Medicines and medical devices regulation post-Brexit

September 2016

Amongst the many uncertainties thrown up by the Brexit vote on 23 June 2016, is the impact of the UK leaving the EU on the regulatory regime governing the granting of marketing authorisation ("MA") applications for medicinal products, as well as, the implications for the CE marking system for medical devices.

Currently there are four routes through which an MA for a medicinal product can be obtained: (i) the centralised procedure; (ii) the decentralised procedure ("DCP"); (iii) the mutual recognition procedure ("MRP"); and (iv) the national procedure. The first three are governed by EU law, under the centralised procedure MAs take effect across the entire EU and DCP, and MRPs require cooperation between the national competent agencies of the EU Member States.

In relation to medical devices, the CE marking regime is based upon three European Directives that have been implemented in the UK. Two of these Directives are due to be replaced by two European Regulations in 2017, and it is highly likely that these will take effect in the UK before the terms of Brexit have been agreed with the EU.

The UK's decision to leave the EU will necessarily impact upon the way in which these procedures and regimes operate. The precise extent of the impact will not be clear for some time, and will depend upon the negotiations between the UK and the remainder of the EU after Article 50 has been triggered, as well as the nature of the UK's relationship with the EU once it leaves. Predicting with any certainty how these issues will manifest is clearly very difficult, and we do no seek to do so here. Instead we highlight a number of the key questions to consider and provide some initial comments on where the Brexit negotiations could end up in relation to the life sciences sector.

First, when considering any future Brexit negotiations in the context of the life sciences sector, it is important to note the following facts:

  • The UK is a sizeable life sciences market within the EU and applicants will be likely to want to have MAs in both the EU and the UK. Adopting a system in which completely separate applications are needed will increase the costs for applicants as well as the workload of the MHRA and EU regulators.
  • The MHRA is a well-respected regulator for both medicines and medical devices. It often takes the role of the Reference Member State ("RMS") during DCPs, and frequently carries out assessments on behalf of the EMA. If the MHRA was not available to provide that role, it would put additional pressure on other EU regulators and may impact on the experience and expertise available to applicants in the current EU system.
  • It is unclear what would happen to MAs that had been granted through MRPs or DCPs where the MHRA had been the RMS. In these circumstances, the MHRA will hold the dossier and will have carried out the assessment. These functions will need to be transferred if the UK is not able to take part in these procedures going forward, and that too would put additional pressure on other EU regulators (and on the MHRA to transfer those assessments). The same is true where the MHRA is a Concerned Member State ("CMS"), but in such cases the impact will only be on the MA in the UK.
  • Any medical device manufacturer will want to be able to place their CE marked device on the UK market, and will not want to go through separate procedures for the UK and the EU.
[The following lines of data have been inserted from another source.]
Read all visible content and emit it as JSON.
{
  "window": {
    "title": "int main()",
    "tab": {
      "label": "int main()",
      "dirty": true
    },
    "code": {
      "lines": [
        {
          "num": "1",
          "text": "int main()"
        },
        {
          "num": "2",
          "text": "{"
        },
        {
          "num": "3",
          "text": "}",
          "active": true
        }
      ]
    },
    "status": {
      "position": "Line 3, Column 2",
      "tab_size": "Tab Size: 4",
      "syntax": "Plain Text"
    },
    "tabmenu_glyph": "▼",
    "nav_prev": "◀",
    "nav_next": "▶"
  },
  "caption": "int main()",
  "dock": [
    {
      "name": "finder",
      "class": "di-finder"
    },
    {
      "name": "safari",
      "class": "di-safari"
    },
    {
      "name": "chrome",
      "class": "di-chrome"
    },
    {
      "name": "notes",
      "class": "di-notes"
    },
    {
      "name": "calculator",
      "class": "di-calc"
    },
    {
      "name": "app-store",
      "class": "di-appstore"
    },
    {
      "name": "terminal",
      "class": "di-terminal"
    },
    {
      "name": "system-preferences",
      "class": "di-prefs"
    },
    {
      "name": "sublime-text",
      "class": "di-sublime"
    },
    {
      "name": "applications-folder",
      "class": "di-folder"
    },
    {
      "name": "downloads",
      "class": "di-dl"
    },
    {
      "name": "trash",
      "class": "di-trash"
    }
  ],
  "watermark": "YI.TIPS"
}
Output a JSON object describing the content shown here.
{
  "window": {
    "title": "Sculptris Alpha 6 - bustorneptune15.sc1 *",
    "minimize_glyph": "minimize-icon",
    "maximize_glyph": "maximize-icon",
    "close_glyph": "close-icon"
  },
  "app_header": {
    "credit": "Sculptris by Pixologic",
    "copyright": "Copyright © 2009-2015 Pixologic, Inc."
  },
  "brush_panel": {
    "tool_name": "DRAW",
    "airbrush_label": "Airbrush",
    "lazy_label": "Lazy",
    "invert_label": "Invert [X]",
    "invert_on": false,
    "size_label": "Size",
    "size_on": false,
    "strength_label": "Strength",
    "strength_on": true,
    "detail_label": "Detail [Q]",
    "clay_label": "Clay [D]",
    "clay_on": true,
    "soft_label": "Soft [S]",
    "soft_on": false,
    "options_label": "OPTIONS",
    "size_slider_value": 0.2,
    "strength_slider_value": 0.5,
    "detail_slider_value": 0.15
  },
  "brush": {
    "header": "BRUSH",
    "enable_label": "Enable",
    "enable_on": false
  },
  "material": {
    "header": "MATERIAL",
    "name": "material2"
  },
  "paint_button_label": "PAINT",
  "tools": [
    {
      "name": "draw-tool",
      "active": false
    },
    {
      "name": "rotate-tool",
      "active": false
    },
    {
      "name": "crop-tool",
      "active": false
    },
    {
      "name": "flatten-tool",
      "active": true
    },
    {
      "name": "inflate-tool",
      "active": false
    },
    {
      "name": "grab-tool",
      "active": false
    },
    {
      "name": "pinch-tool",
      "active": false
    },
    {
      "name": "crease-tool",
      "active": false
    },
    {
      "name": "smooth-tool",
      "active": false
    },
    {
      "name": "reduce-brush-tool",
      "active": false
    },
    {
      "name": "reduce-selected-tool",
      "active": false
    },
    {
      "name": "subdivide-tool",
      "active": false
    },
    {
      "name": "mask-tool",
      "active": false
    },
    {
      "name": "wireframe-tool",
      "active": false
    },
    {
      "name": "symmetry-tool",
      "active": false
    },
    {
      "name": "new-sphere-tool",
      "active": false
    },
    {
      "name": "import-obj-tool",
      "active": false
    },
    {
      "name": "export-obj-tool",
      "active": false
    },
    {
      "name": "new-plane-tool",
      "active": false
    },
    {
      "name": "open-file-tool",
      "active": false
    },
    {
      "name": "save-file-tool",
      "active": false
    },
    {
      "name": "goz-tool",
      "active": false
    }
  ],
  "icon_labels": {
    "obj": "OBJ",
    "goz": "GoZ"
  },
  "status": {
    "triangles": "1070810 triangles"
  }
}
Taking all of these points into account, it is clear that there would be a benefit to both the applicants and the regulators of MAs for the MHRA to remain part of the centralised procedure, DCP and MRP post-Brexit. The question remains whether or not it is possible to achieve this, which will depend upon the precise nature of UK's future relationship with the EU and the exit deal that is concluded.

Drawing from current relationships between some non-EU States and the EU, there are a number of possible models that the UK could follow post-Brexit. For instance, European Economic Area ("EEA") states (Iceland, Liechtenstein and Norway) are able to participate in DCP and MRPs, and centralised MAs also apply in those countries. So if the UK became a member of the EEA then the route is well-trodden, but is membership a likely option given the need to accept free-movement of people?
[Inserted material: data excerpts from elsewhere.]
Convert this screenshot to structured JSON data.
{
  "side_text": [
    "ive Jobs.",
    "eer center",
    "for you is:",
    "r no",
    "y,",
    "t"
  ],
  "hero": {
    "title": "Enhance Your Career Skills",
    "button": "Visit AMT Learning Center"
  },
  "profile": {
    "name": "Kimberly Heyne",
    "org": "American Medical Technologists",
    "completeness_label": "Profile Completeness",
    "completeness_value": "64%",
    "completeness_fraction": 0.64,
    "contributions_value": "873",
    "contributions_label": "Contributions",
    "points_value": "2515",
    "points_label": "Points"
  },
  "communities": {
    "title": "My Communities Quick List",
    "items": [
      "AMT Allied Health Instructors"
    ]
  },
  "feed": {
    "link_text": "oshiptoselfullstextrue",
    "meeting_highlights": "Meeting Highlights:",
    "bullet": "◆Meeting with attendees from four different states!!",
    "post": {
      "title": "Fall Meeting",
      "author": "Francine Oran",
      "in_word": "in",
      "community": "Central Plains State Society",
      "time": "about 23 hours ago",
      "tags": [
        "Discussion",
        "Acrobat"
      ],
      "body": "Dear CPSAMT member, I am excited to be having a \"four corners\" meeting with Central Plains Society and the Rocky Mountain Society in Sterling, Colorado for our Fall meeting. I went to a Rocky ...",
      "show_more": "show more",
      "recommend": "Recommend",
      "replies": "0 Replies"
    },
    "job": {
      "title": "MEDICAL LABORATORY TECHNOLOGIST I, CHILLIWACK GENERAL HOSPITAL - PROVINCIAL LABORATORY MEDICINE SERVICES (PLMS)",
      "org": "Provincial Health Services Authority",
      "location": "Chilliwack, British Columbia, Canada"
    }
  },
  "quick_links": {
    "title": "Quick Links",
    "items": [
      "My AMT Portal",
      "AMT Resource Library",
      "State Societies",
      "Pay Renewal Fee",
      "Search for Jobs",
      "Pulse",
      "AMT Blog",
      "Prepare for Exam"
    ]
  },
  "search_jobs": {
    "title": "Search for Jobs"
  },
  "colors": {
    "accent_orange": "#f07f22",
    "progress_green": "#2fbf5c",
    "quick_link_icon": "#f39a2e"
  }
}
Switzerland, on the other hand, is a European Free Trade Association ("EFTA") state (like Iceland, Liechtenstein and Norway) and although it has access to the free market, it does not participate in the regulatory procedures. Something more than a trading agreement with the EU will be needed in order for the UK's role in the regulation of medicines and medical devices in Europe to be maintained. What that would look like, however, is unclear at this stage.
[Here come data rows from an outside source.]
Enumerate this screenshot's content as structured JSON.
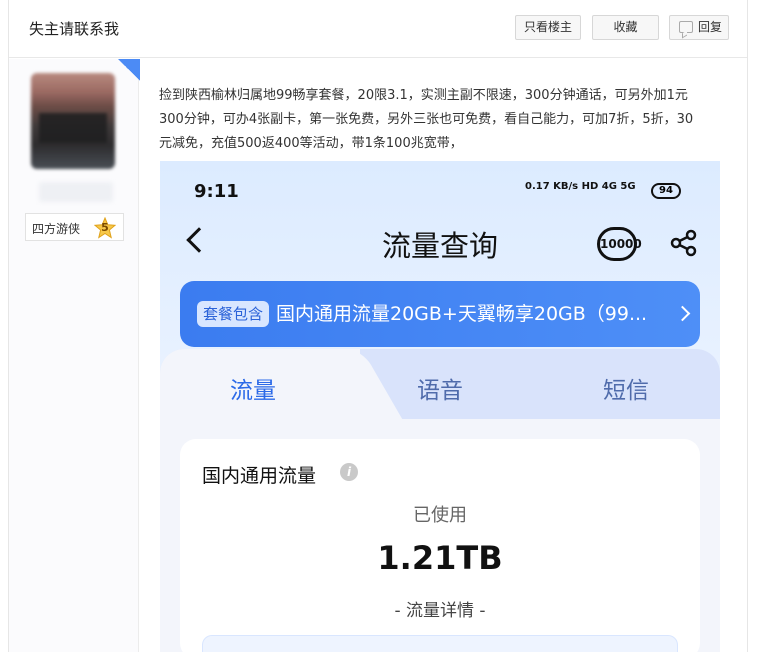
{
  "header": {
    "title": "失主请联系我",
    "only_op_label": "只看楼主",
    "favorite_label": "收藏",
    "reply_label": "回复"
  },
  "user": {
    "title_badge": "四方游侠",
    "level": "5"
  },
  "post": {
    "lines": [
      "捡到陕西榆林归属地99畅享套餐，20限3.1，实测主副不限速，300分钟通话，可另外加1元",
      "300分钟，可办4张副卡，第一张免费，另外三张也可免费，看自己能力，可加7折，5折，30",
      "元减免，充值500返400等活动，带1条100兆宽带，"
    ]
  },
  "screenshot": {
    "status_time": "9:11",
    "status_net_speed": "0.17 KB/s",
    "status_signals": "HD 4G 5G",
    "battery": "94",
    "page_title": "流量查询",
    "hotline_label": "10000",
    "banner_tag": "套餐包含",
    "banner_text": "国内通用流量20GB+天翼畅享20GB（99...",
    "tabs": [
      "流量",
      "语音",
      "短信"
    ],
    "card_title": "国内通用流量",
    "used_label": "已使用",
    "used_value": "1.21TB",
    "detail_link": "- 流量详情 -"
  },
  "colors": {
    "accent": "#2c6ae8",
    "banner": "#3b7cf0"
  }
}
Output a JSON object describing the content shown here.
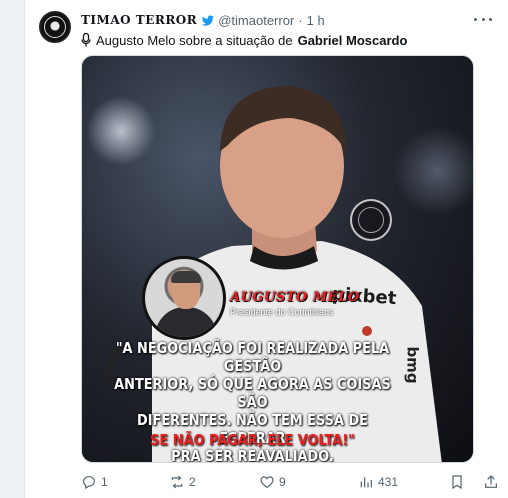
{
  "tweet": {
    "display_name": "TIMAO TERROR",
    "handle": "@timaoterror",
    "separator": "·",
    "time": "1 h",
    "text_prefix": "Augusto Melo sobre a situação de ",
    "text_bold": "Gabriel Moscardo",
    "icons": [
      "verified-icon",
      "mic-icon",
      "more-icon"
    ]
  },
  "media": {
    "sponsor": "pixbet",
    "side_sponsor": "bmg",
    "left_sponsor": "bmg",
    "speaker_name": "AUGUSTO MELO",
    "speaker_role": "Presidente do Corinthians",
    "quote_line1": "\"A NEGOCIAÇÃO FOI REALIZADA PELA GESTÃO",
    "quote_line2": "ANTERIOR, SÓ QUE AGORA AS COISAS SÃO",
    "quote_line3": "DIFERENTES. NÃO TEM ESSA DE ESPERAR",
    "quote_line4": "PRA SER REAVALIADO.",
    "quote_red": "SE NÃO PAGAR, ELE VOLTA!\""
  },
  "actions": {
    "replies": "1",
    "reposts": "2",
    "likes": "9",
    "views": "431",
    "icons": [
      "reply-icon",
      "repost-icon",
      "like-icon",
      "views-icon",
      "bookmark-icon",
      "share-icon"
    ]
  },
  "colors": {
    "accent_blue": "#1d9bf0",
    "muted": "#536471",
    "red_text": "#e82020"
  }
}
We believe that there is reason to be optimistic that a negotiated solution will be reached in which the efficiencies of the current systems are maintained, not only because such a scenario would benefit the EU and the users of the system as well as the UK, but also because the UK life sciences sector enjoys an excellent reputation globally and so its continued pre-eminence, and easy accessibility, is likely to be a priority for the UK Government.